3. Blinds operated by cords need extra care, to keep them safe from children and pets, especially if they are within reach of these unsuspecting beings. They can be naturally drawn and curious to them and will make all the effort go to waste if you cannot defend them.
4. Blinds and shades require a lot of regular cleaning. It is not difficult to maintain them, though, as your regular vacuum cleaner or a piece of dry cloth would come in handy. However, even one-off rough handling might break them or wrinkle them. This will incur further costs for you.
5. Try to seal off the sides of the window using an adhesive glue or by the simple process of weatherstripping. Blinds and shades, effective though that they are, might sometimes not prevent from seeping in through the crevices in the corners or holes. A simple DIY procedure will protect you and your loved ones from the extreme heat and cold during the year.

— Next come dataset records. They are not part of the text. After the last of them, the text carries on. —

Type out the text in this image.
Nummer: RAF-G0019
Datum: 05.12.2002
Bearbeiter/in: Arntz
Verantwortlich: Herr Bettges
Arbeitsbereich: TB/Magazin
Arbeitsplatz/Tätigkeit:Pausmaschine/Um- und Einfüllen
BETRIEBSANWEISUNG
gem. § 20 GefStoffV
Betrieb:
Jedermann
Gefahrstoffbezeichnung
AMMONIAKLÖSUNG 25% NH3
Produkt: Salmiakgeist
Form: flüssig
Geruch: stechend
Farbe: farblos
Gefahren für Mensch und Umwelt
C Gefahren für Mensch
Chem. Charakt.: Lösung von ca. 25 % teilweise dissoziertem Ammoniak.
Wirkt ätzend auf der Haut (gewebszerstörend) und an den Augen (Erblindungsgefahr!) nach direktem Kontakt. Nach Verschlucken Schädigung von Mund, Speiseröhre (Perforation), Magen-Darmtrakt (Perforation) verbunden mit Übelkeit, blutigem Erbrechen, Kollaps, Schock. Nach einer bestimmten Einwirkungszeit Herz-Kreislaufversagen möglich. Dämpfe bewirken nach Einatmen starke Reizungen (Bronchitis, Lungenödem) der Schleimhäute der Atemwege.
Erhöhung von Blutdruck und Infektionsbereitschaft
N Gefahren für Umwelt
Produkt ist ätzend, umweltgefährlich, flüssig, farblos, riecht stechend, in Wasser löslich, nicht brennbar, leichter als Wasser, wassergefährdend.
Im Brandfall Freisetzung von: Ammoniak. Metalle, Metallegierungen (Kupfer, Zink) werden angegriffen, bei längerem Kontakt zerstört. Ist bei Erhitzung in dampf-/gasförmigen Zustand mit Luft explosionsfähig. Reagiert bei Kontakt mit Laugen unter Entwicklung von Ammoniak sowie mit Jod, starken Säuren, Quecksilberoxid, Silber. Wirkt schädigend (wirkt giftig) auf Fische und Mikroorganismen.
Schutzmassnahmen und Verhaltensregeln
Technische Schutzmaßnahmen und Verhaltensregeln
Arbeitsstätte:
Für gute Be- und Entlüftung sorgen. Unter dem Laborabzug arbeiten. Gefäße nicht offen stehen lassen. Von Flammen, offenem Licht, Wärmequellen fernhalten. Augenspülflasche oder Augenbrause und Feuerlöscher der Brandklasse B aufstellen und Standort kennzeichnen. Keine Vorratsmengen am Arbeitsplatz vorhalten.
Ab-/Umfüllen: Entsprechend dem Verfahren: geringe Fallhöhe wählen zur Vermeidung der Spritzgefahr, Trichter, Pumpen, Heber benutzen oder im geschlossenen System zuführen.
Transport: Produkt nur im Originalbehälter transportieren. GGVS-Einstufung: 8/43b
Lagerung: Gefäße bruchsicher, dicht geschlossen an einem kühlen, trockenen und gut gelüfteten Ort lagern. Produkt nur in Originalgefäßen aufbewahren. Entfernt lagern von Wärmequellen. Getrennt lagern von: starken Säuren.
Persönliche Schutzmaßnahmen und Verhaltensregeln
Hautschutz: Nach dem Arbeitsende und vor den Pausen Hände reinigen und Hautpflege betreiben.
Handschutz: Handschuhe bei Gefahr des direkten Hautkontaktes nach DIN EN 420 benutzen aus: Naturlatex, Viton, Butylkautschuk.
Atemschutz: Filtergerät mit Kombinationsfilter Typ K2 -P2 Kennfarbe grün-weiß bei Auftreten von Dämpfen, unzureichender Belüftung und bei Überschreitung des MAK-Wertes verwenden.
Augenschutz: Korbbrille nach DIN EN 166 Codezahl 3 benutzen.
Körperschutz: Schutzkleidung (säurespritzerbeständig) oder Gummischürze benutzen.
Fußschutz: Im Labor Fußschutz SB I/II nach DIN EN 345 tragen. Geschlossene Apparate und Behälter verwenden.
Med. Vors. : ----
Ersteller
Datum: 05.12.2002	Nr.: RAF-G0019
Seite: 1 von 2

6. Even as your vinyl shades suffice in taking care of your indoor space, you can experiment with your window shades and mix and match them with other window treatments. Room darkening, as well as light filtering curtains, can go along rather well with your blinds, creating a fabulous look that will catch the fancy of everyone visiting your abode.
Final note: Extra slats can easily be taken out of your blinds, provided you have a pair of scissors and a measuring tape handy to cut the ladder cords and looping in through the new bottom slat and headrail. You just need to follow the step-by-step instructions carefully, and it will work rather well for you. However, it is also important to maintain your blinds regularly and not handle them roughly, for carelessness in handling these sensitive things might lead to breakage and cracks.